Conan the Barbarian

cover conan le barbare reeditionBasil Poledouris
Conan il barbaro (Conan the Barbarian, 1982)
e altre pagine di colonne sonore del compositore
Milan Records 399 990-2
21 brani – Durata: 78’ 59’’

A più di trent’anni dalla prima edizione, e dopo le versioni estese di altre etichette, la Milan ripropone la sua versione di 49 minuti della lussuosa score orchestrale di Basil Poledouris per il film Conan il barbaro, celeberrimo fantasy epico firmato John Milius che ha lanciato Arnold Schwarzenegger.

Nonostante sia oltremodo apprezzabile il lavoro svolto dalle case discografiche Varese, Intrada e Prometheus nell’averci fornito più ampio materiale di studio per quest’opera – e nel caso della Prometheus anche un’esecuzione molto superiore a quella originale – la suite edita dalla Milan mantiene un fascino unico nella sua stringatezza; l’operazione ha poi il pregio di aggiungere 9 bonus tracks provenienti da altre tre colonne sonore di Poledouris (tre tracce per ognuna), ovvero quelle per Alba rossa, Addio al re (entrambi sempre di Milius) e Robocop di Paul Verhoeven; titoli che comprovano la predilezione del compositore, prematuramente scomparso nel 2006, per il cinema epico e d’azione, e che mettono in luce – qualora l’ascolto delle musiche per Conan il barbaro non fosse bastato – i pregi ma anche i limiti del suo stile.
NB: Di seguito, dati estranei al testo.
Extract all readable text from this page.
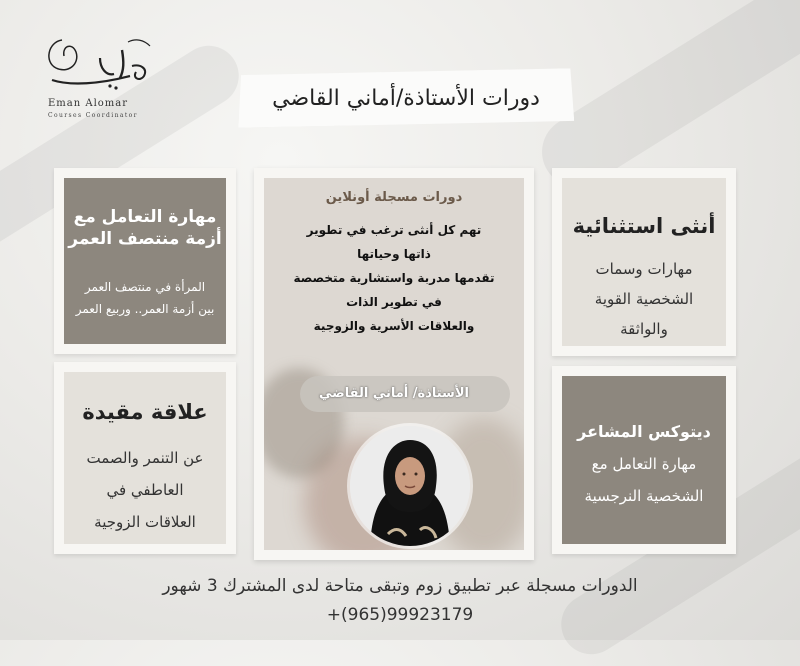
Eman Alomar
Courses Coordinator
دورات الأستاذة/أماني القاضي
مهارة التعامل مع
أزمة منتصف العمر
المرأة في منتصف العمر
بين أزمة العمر.. وربيع العمر
علاقة مقيدة
عن التنمر والصمت
العاطفي في
العلاقات الزوجية
أنثى استثنائية
مهارات وسمات
الشخصية القوية
والواثقة
ديتوكس المشاعر
مهارة التعامل مع
الشخصية النرجسية
دورات مسجلة أونلاين
تهم كل أنثى ترغب في تطوير
ذاتها وحياتها
تقدمها مدربة واستشارية متخصصة
في تطوير الذات
والعلاقات الأسرية والزوجية
الأستاذة/ أماني القاضي
الدورات مسجلة عبر تطبيق زوم وتبقى متاحة لدى المشترك 3 شهور
+(965)99923179
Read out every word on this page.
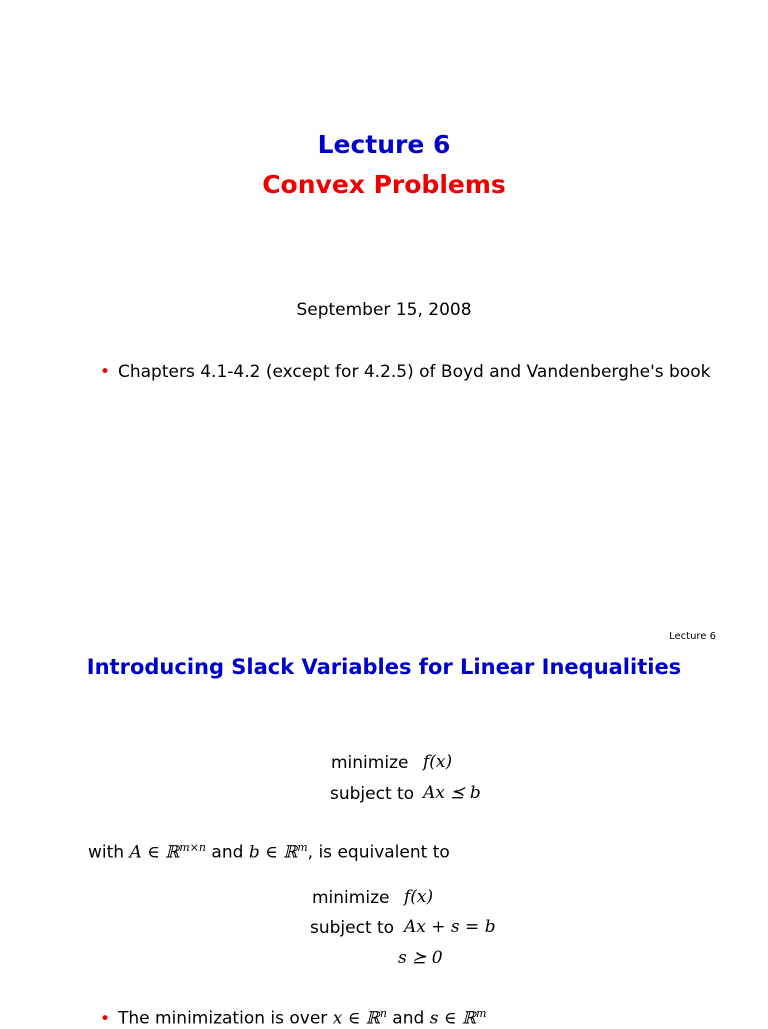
Lecture 6
Convex Problems
September 15, 2008
• Chapters 4.1-4.2 (except for 4.2.5) of Boyd and Vandenberghe's book
Lecture 6
Introducing Slack Variables for Linear Inequalities
minimize f(x)
subject to Ax ⪯ b
with A ∈ ℝ$^{m\times n}$ and b ∈ ℝ$^m$, is equivalent to
minimize f(x)
subject to Ax + s = b
s ⪰ 0
• The minimization is over x ∈ ℝ$^n$ and s ∈ ℝ$^m$
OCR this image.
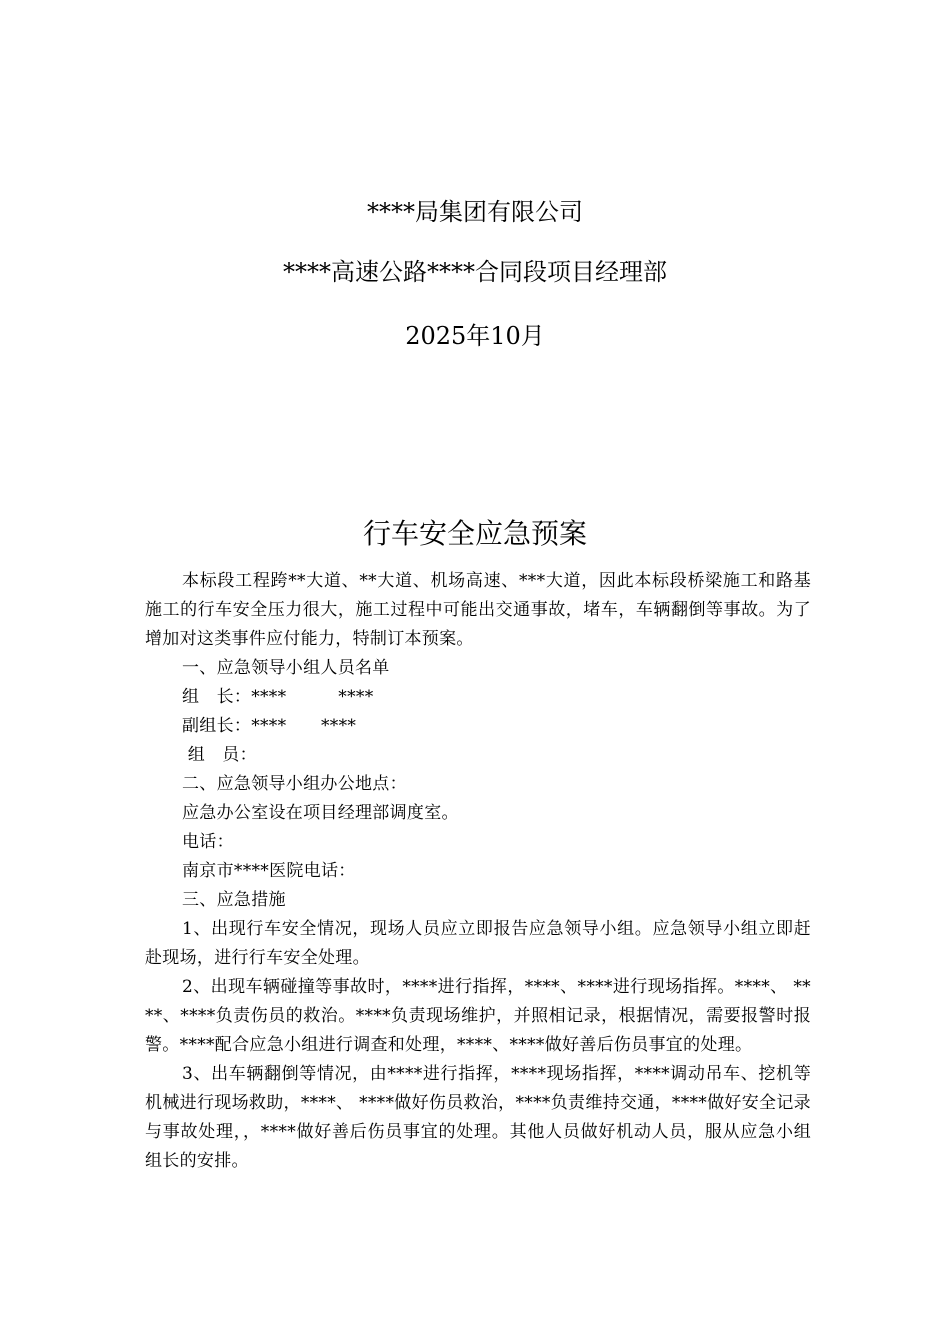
****局集团有限公司
****高速公路****合同段项目经理部
2025年10月
行车安全应急预案

本标段工程跨**大道、**大道、机场高速、***大道，因此本标段桥梁施工和路基施工的行车安全压力很大，施工过程中可能出交通事故，堵车，车辆翻倒等事故。为了增加对这类事件应付能力，特制订本预案。

一、应急领导小组人员名单

组　长：****　　　****

副组长：****　　****

组　员：

二、应急领导小组办公地点：

应急办公室设在项目经理部调度室。

电话：

南京市****医院电话：

三、应急措施

1、出现行车安全情况，现场人员应立即报告应急领导小组。应急领导小组立即赶赴现场，进行行车安全处理。

2、出现车辆碰撞等事故时，****进行指挥，****、****进行现场指挥。****、 ****、****负责伤员的救治。****负责现场维护，并照相记录，根据情况，需要报警时报警。****配合应急小组进行调查和处理，****、****做好善后伤员事宜的处理。

3、出车辆翻倒等情况，由****进行指挥，****现场指挥，****调动吊车、挖机等机械进行现场救助，****、 ****做好伤员救治，****负责维持交通，****做好安全记录与事故处理，，****做好善后伤员事宜的处理。其他人员做好机动人员，服从应急小组组长的安排。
Così, se di Farewell to the king si apprezza la sapiente coloritura etnica e di Robocop la commistione di ritmi synt e timbri orchestrali, lo stesso non si può dire del tronfio pompierismo di Red Dawn, in cui Poledouris sembra sforzarsi continuamente di riesumare il Goldsmith di Patton, generale d’acciaio; ma non bastano ritmi dispari e una marzialità appena oscurata da accenti funebri per eguagliare il genio di quel compositore. Analogamente, tornando a Conan the barbarian, si potrebbe polemizzare che la scrittura modale e l’imponente uso di ottoni non giustificano da sé quel confronto con l’opera di Miklos Rozsa che troppo spesso è stato fatto in sede di analisi di questa partitura.
L’unico versante in cui il paragone può apparire in parte legittimo è quello dell’invenzione melodica: i motivi scritti da Poledouris per Conan sono in effetti memorabili. “Prologue/Anvil of Crom” ne presenta due: il primo, enunciato dai corni dopo l’introduzione della voce narrante, è possente ed eroico e si caratterizza anche per un incedere irregolare scandito dalle percussioni (tra cui spiccano i timpani); il secondo, agli archi, è un’accorata melodia in modo eolio che fungerà da leitmotiv per Conan e che risulterà oggetto di alcune variazioni operate in base alle diverse necessità narrative; a tal proposito, se appare sostanzialmente inalterata la riesposizione che compare nella prima parte di “Riddle of Steel/Riders of Doom”, preceduta da una suggestiva modulazione alla dominante (Sol maggiore) che accompagna l’insegnamento iniziatico del padre di Conan, i ritorni del tema in “Love Theme” e in “The Funeral Pyre” ce lo presentano in una veste nuova e più conforme al soggetto delle due scene di riferimento, ovvero l’amore del mitico eroe per la ladra Valeria. Ma neanche in tali mutazioni viene meno quella concezione unitaria che pervade gran parte del lavoro: la variazione presente in quelle due tracce rimane la stessa dal punto di vista melodico, pur dipanandosi attraverso una diversa armonizzazione che garantisce la necessaria differenziazione di tono.
Anche le scene di battaglia presentano tra loro lo stesso percussivo e scolpito commento (la seconda parte di “Riddle of Steel/Riders of Doom” e “Battle of the Mounds, Pt. 1”): una concitata pagina per coro e orchestra costellata da progressioni da manuale; e in generale tutte le situazioni più movimentate vengono ridotte musicalmente a un rigore quasi soffocante (persino “The Orgy”, vivace pagina scandita dal tamburello). Naturale conseguenza di tale quadratura formale è la capacità di cogliere non tanto la lettera quanto il senso complessivo di ogni sequenza. Nella score non mancano momenti placidi e distensivi (il bellissimo tema di “Theology/Civilization” o quello di “The Love Theme”) o ancora positivamente avventurosi (“The Search”), ma il clima generale è quello di una compostezza fortemente intrisa di fatalismo (l’andatura supplichevole degli archi in “The Gift of Fury” o quella sincopata della seconda parte di “Column of Sadness/Wheel of Pain”), in fin dei conti la chiave stilistica ideale per catturare quello scarto fra descrittiva freddezza e violenza immersiva che rimane la qualità più rilevante del capolavoro di Milius.